Decca London Reference- SME V, FR 64s or FR 64 fx?


Hi,
I just bought a Decca London Reference cartridge, and I am a bit doubtful about which arm would be the best match. 
There is a thread about the London Reference and arms on this forum, but it ended without any conclusion. Has anybody had any experience with this cartridge mounted in any of the arms mentioned?
Thanks
tkr
@invictus005:

Thanks, the London Reference sounds pretty good in the SME V . With a bit of tweaking with vta, damping and stylus pressure, the harsh sibilants are gone and the bass is formidable. A really fun cartridge!
Use heavier headshell bolts or add washers to balance arm. I use brass. See Virtual System.
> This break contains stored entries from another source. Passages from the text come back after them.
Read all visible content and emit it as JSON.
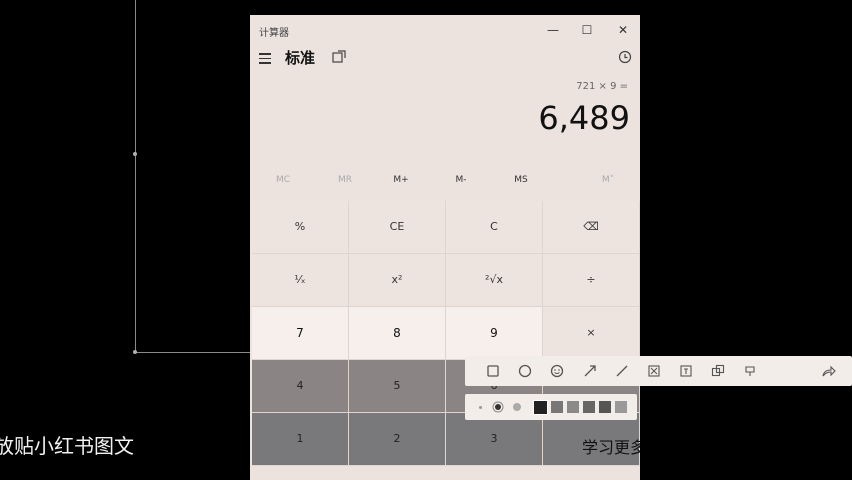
{
  "window": {
    "title": "计算器",
    "controls": {
      "minimize": "—",
      "maximize": "☐",
      "close": "✕"
    }
  },
  "header": {
    "mode": "标准"
  },
  "display": {
    "expression": "721 × 9 =",
    "result": "6,489"
  },
  "memory": [
    "MC",
    "MR",
    "M+",
    "M-",
    "MS",
    "M˅"
  ],
  "keys": [
    [
      "%",
      "CE",
      "C",
      "⌫"
    ],
    [
      "¹⁄ₓ",
      "x²",
      "²√x",
      "÷"
    ],
    [
      "7",
      "8",
      "9",
      "×"
    ],
    [
      "4",
      "5",
      "6",
      ""
    ],
    [
      "1",
      "2",
      "3",
      ""
    ]
  ],
  "snip_toolbar": {
    "tools": [
      "rectangle-icon",
      "circle-icon",
      "emoji-icon",
      "arrow-icon",
      "line-icon",
      "mosaic-icon",
      "text-icon",
      "copy-icon",
      "pin-icon",
      "share-icon"
    ]
  },
  "overlay_text": {
    "left": "放贴小红书图文",
    "right": "学习更多"
  },
  "colors": {
    "calc_bg": "#ece2de",
    "number_key": "#f6efeb",
    "toolbar": "#f3ede9"
  }
}
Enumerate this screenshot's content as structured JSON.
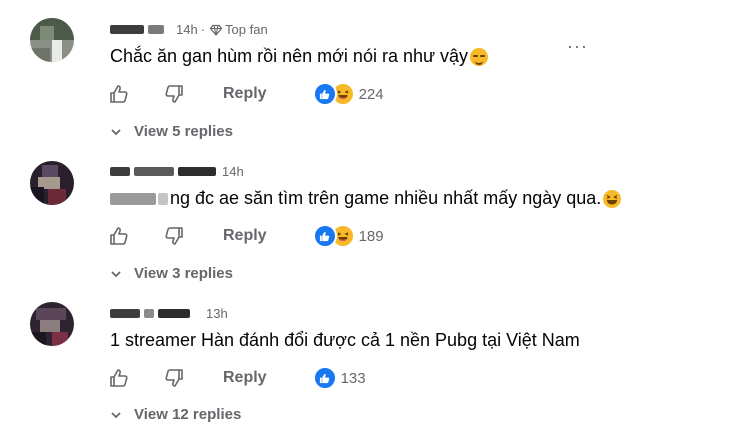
{
  "comments": [
    {
      "time": "14h",
      "badge": "Top fan",
      "text": "Chắc ăn gan hùm rồi nên mới nói ra như vậy",
      "reply_label": "Reply",
      "reaction_count": "224",
      "view_replies": "View 5 replies"
    },
    {
      "time": "14h",
      "text": "ng đc ae săn tìm trên game nhiều nhất mấy ngày qua.",
      "reply_label": "Reply",
      "reaction_count": "189",
      "view_replies": "View 3 replies"
    },
    {
      "time": "13h",
      "text": "1 streamer Hàn đánh đổi được cả 1 nền Pubg tại Việt Nam",
      "reply_label": "Reply",
      "reaction_count": "133",
      "view_replies": "View 12 replies"
    }
  ],
  "more_options": "···",
  "icons": {
    "like": "thumbs-up-icon",
    "dislike": "thumbs-down-icon",
    "like_reaction": "like-reaction-icon",
    "haha_reaction": "haha-reaction-icon",
    "top_fan": "diamond-badge-icon",
    "expand": "chevron-down-icon"
  },
  "colors": {
    "like_blue": "#1877f2",
    "haha_yellow": "#f7b928",
    "secondary_text": "#65676b"
  }
}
The best tonearm for the Decca might be the Sony Active Arm - it can compensate for the different vertical and horizontal compliances of the Decca better than any conventional arm! It can tame the wayward tracking inherent in the suspension design!  
Thank you.
The FR 64 S will have to wait. Wrong counterweight, too heavy , can't get the cartridge balanced out. Mounted it in the SME V, and it sounds very good there.
Not sure either arm is doing the London Reference any favors but I'd think the Fidelity Research would be the better choice.
Thanks for the info!
I would like to limit the choices to one of the arms mentioned, as I already own them.
What confuses me is that everybody seems to recommend a well- damped medium-heavy arm, and that sounds like the SME V to me, and the FR 64 s doesn’t really fit that bill at all.
I guess that the answer to my question will be "try it out, and see what you like the best", and that I will.
Still, any input will be appreciated.

The old Deccas were known to mate well with the FR arms, as well as the Zeta. Current Londons are being used on arms ranging from the Helius Omega (a fantastic, though low-profile arm. Robert Levi at Positive Feedback preferred the sound of his Reference on an Omega to that of his SME V) to the TransFi Terminator arm, a straight-tracking air-bearing made in the UK. The designer/maker has used the two together himself.